Re: [PATCH V6 3/5] PCI: thunder-pem: Allow to probe PEM-specific register range for ACPI case
From: Duc Dang
Date: Wed Sep 21 2016 - 15:00:02 EST
On Wed, Sep 21, 2016 at 11:04 AM, Bjorn Helgaas <helgaas@xxxxxxxxxx> wrote:
> On Wed, Sep 21, 2016 at 03:05:49PM +0100, Lorenzo Pieralisi wrote:
>> On Tue, Sep 20, 2016 at 02:17:44PM -0500, Bjorn Helgaas wrote:
>> > On Tue, Sep 20, 2016 at 04:09:25PM +0100, Ard Biesheuvel wrote:
>>
>> [...]
>>
>> > > None of these platforms can be fixed entirely in software, and given
>> > > that we will not be adding quirks for new broken hardware, we should
>> > > ask ourselves whether having two versions of a quirk, i.e., one for
>> > > broken hardware + currently shipping firmware, and one for the same
>> > > broken hardware with fixed firmware is really an improvement over what
>> > > has been proposed here.
>> >
>> > We're talking about two completely different types of quirks:
>> >
>> > 1) MCFG quirks to use memory-mapped config space that doesn't quite
>> > conform to the ECAM model in the PCIe spec, and
>> >
>> > 2) Some yet-to-be-determined method to describe address space
>> > consumed by a bridge.
>> >
>> > The first two patches of this series are a nice implementation for 1).
>> > The third patch (ThunderX-specific) is one possibility for 2), but I
>> > don't like it because there's no way for generic software like the
>> > ACPI core to discover these resources.
>>
>> Ok, so basically this means that to implement (2) we need to assign
>> some sort of _HID to these quirky PCI bridges (so that we know what
>> device they represent and we can retrieve their _CRS).
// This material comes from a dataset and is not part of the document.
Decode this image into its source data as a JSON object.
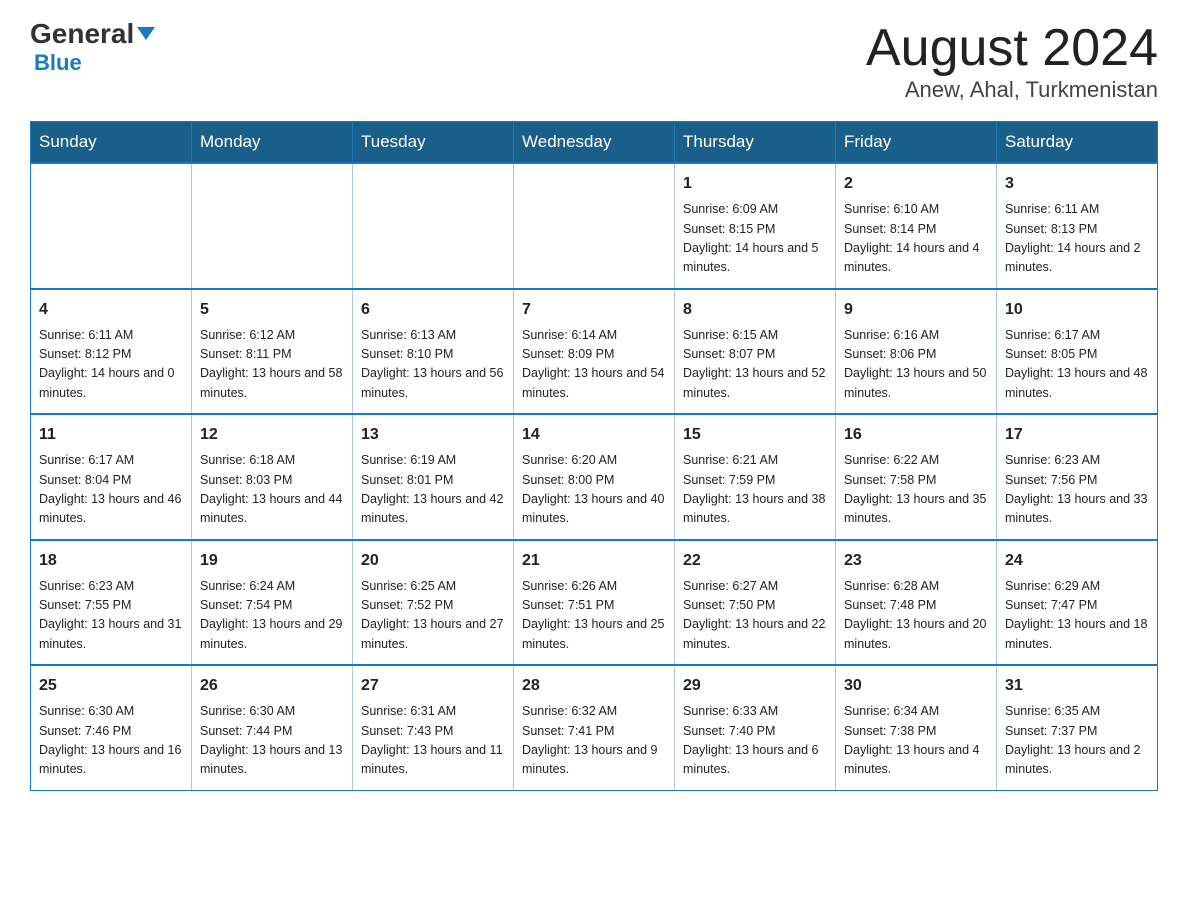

I take from
>> this discussion that the goal is to make sure that all non-config
>> resources have to be declared through _CRS device objects, which is
>> fine but that requires a FW update (unless we can fabricate ACPI
>> devices and corresponding _CRS in the kernel whenever we match a
>> given MCFG table signature).
>
> All resources consumed by ACPI devices should be declared through
> _CRS. If you want to fabricate ACPI devices or _CRS via kernel
> quirks, that's fine with me. This could be triggered via MCFG
> signature, DMI info, host bridge _HID, etc.
>
>> We discussed this already and I think we should make a decision:
>>
>> http://lists.infradead.org/pipermail/linux-arm-kernel/2016-March/414722.html
>>
>> > > > I'd like to step back and come up with some understanding of how
>> > > > non-broken firmware *should* deal with this issue. Then, if we *do*
>> > > > work around this particular broken firmware in the kernel, it would be
>> > > > nice to do it in a way that fits in with that understanding.
>> > > >
>> > > > For example, if a companion ACPI device is the preferred solution, an
>> > > > ACPI quirk could fabricate a device with the required resources. That
>> > > > would address the problem closer to the source and make it more likely
>> > > > that the rest of the system will work correctly: /proc/iomem could
>> > > > make sense, things that look at _CRS generically would work (e.g,
>> > > > /sys/, an admittedly hypothetical "lsacpi", etc.)
>> > > >
>> > > > Hard-coding stuff in drivers is a point solution that doesn't provide
>> > > > any guidance for future platforms and makes it likely that the hack
>> > > > will get copied into even more drivers.
>> > > >
>> > >
>> > > OK, I see. But the guidance for future platforms should be 'do not
>> > > rely on quirks', and what I am arguing here is that the more we polish
>> > > up this code and make it clean and reusable, the more likely it is
>> > > that will end up getting abused by new broken hardware that we set out
>> > > to reject entirely in the first place.
>> > >
>> > > So of course, if the quirk involves claiming resources, let's make
>> > > sure that this occurs in the cleanest and most compliant way possible.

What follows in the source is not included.